Penangkapan baru -baru ini dari Gadaar Fortress telah sukses luar biasa. Itu hampir ajaib – tidak, mungkin itu akan lebih baik digambarkan sebagai iblis. Jika Hazen berada di Kekaisaran, dia pasti akan dipromosikan secara instan.

Selain itu, ia kemungkinan akan dianugerahi sejumlah besar tanah dan imbalan besar. Tetapi saat ini, Bangsa Noctarl tidak memiliki sarana keuangan untuk memberikan hal -hal seperti itu.

Jika keadaan berjalan buruk, sikapnya bisa berubah kapan saja.

“Jadi, tentang imbalan kamu dalam perebutnya Benteng Gadaar—”

“Hadiah? Ah, aku tidak membutuhkannya.”

“Kamu… kamu tidak membutuhkannya?”

Thomas hampir tidak bisa mempercayai telinganya, tetapi Hazen menjawab dengan acuh tak acuh.

“aku sepenuhnya menyadari situasi keuangan negara kamu. Selain itu, tujuan kami adalah menyelamatkan Noctarl dari ambang kehancuran. Dengan kata lain, kegagalan akan berarti kematian. Bahkan jika aku menerima penghargaan seperti itu sekarang, mereka tidak akan melayani tujuan.”

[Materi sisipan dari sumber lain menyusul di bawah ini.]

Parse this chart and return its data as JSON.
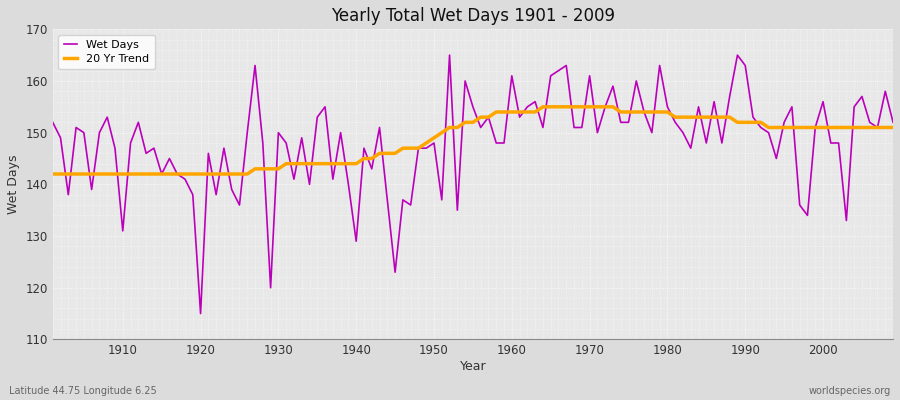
{
  "title": "Yearly Total Wet Days 1901 - 2009",
  "xlabel": "Year",
  "ylabel": "Wet Days",
  "footer_left": "Latitude 44.75 Longitude 6.25",
  "footer_right": "worldspecies.org",
  "legend_wet": "Wet Days",
  "legend_trend": "20 Yr Trend",
  "wet_color": "#BB00BB",
  "trend_color": "#FFA500",
  "bg_color": "#E8E8E8",
  "plot_bg_color": "#EBEBEB",
  "ylim": [
    110,
    170
  ],
  "xlim": [
    1901,
    2009
  ],
  "yticks": [
    110,
    120,
    130,
    140,
    150,
    160,
    170
  ],
  "years": [
    1901,
    1902,
    1903,
    1904,
    1905,
    1906,
    1907,
    1908,
    1909,
    1910,
    1911,
    1912,
    1913,
    1914,
    1915,
    1916,
    1917,
    1918,
    1919,
    1920,
    1921,
    1922,
    1923,
    1924,
    1925,
    1926,
    1927,
    1928,
    1929,
    1930,
    1931,
    1932,
    1933,
    1934,
    1935,
    1936,
    1937,
    1938,
    1939,
    1940,
    1941,
    1942,
    1943,
    1944,
    1945,
    1946,
    1947,
    1948,
    1949,
    1950,
    1951,
    1952,
    1953,
    1954,
    1955,
    1956,
    1957,
    1958,
    1959,
    1960,
    1961,
    1962,
    1963,
    1964,
    1965,
    1966,
    1967,
    1968,
    1969,
    1970,
    1971,
    1972,
    1973,
    1974,
    1975,
    1976,
    1977,
    1978,
    1979,
    1980,
    1981,
    1982,
    1983,
    1984,
    1985,
    1986,
    1987,
    1988,
    1989,
    1990,
    1991,
    1992,
    1993,
    1994,
    1995,
    1996,
    1997,
    1998,
    1999,
    2000,
    2001,
    2002,
    2003,
    2004,
    2005,
    2006,
    2007,
    2008,
    2009
  ],
  "wet_days": [
    152,
    149,
    138,
    151,
    150,
    139,
    150,
    153,
    147,
    131,
    148,
    152,
    146,
    147,
    142,
    145,
    142,
    141,
    138,
    115,
    146,
    138,
    147,
    139,
    136,
    150,
    163,
    148,
    120,
    150,
    148,
    141,
    149,
    140,
    153,
    155,
    141,
    150,
    140,
    129,
    147,
    143,
    151,
    137,
    123,
    137,
    136,
    147,
    147,
    148,
    137,
    165,
    135,
    160,
    155,
    151,
    153,
    148,
    148,
    161,
    153,
    155,
    156,
    151,
    161,
    162,
    163,
    151,
    151,
    161,
    150,
    155,
    159,
    152,
    152,
    160,
    154,
    150,
    163,
    155,
    152,
    150,
    147,
    155,
    148,
    156,
    148,
    157,
    165,
    163,
    153,
    151,
    150,
    145,
    152,
    155,
    136,
    134,
    151,
    156,
    148,
    148,
    133,
    155,
    157,
    152,
    151,
    158,
    152
  ],
  "trend": [
    142,
    142,
    142,
    142,
    142,
    142,
    142,
    142,
    142,
    142,
    142,
    142,
    142,
    142,
    142,
    142,
    142,
    142,
    142,
    142,
    142,
    142,
    142,
    142,
    142,
    142,
    143,
    143,
    143,
    143,
    144,
    144,
    144,
    144,
    144,
    144,
    144,
    144,
    144,
    144,
    145,
    145,
    146,
    146,
    146,
    147,
    147,
    147,
    148,
    149,
    150,
    151,
    151,
    152,
    152,
    153,
    153,
    154,
    154,
    154,
    154,
    154,
    154,
    155,
    155,
    155,
    155,
    155,
    155,
    155,
    155,
    155,
    155,
    154,
    154,
    154,
    154,
    154,
    154,
    154,
    153,
    153,
    153,
    153,
    153,
    153,
    153,
    153,
    152,
    152,
    152,
    152,
    151,
    151,
    151,
    151,
    151,
    151,
    151,
    151,
    151,
    151,
    151,
    151,
    151,
    151,
    151,
    151,
    151
  ]
}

“B-But… apakah kamu benar-benar yakin?”

“Ya. Selain itu, aku seorang perwira Kekaisaran. aku tidak bermaksud mencari hadiah berlebihan dari negara kamu. Selama aku menerima pengakuan yang tepat di bawah sistem Noctarl, itu akan cukup – setelah kami berhasil mencegah krisis ini, tentu saja.”

Ketenangan yang luar biasa. Tidak hanya di kekaisaran, tetapi bahkan di Noctarl, jarang menemukan orang militer yang adil dan adil. Thomas tersenyum, akhirnya melihat Hazen sebagai seseorang yang layak dipercaya.

“Kami benar -benar berterima kasih atas kemurahan hati kamu. Yang memalukan, situasi keuangan kami saat ini cukup genting.”

“Yang lebih penting, apa jadwal untuk pertemuan dengan kepala militer?”

Tanpa membayar pikiran apa pun pada permintaan maaf Thomas, Hazen terus memajukan percakapan.

“Uh … kau dijadwalkan bertemu dengan Raja Maladeca di ruang singgasana dalam setengah hari.”

“Begitu. Jadi, saat itulah aku akan secara resmi menjadi jurusan di pasukan Noctarl.”

“Ya. Kami juga berencana mengadakan upacara untuk menghormati penangkapan kembali Gadaar Fortress. Pada saat itu, kami berpikir untuk mempromosikan kamu kepada Letnan Kolonel sebagai tanda penghargaan kami.”

Mereka ingin menunjukkan rasa terima kasih yang paling tulus, mengingat apa yang bisa mereka tawarkan. Namun, Hazen menggelengkan kepalanya pada gerakan itu.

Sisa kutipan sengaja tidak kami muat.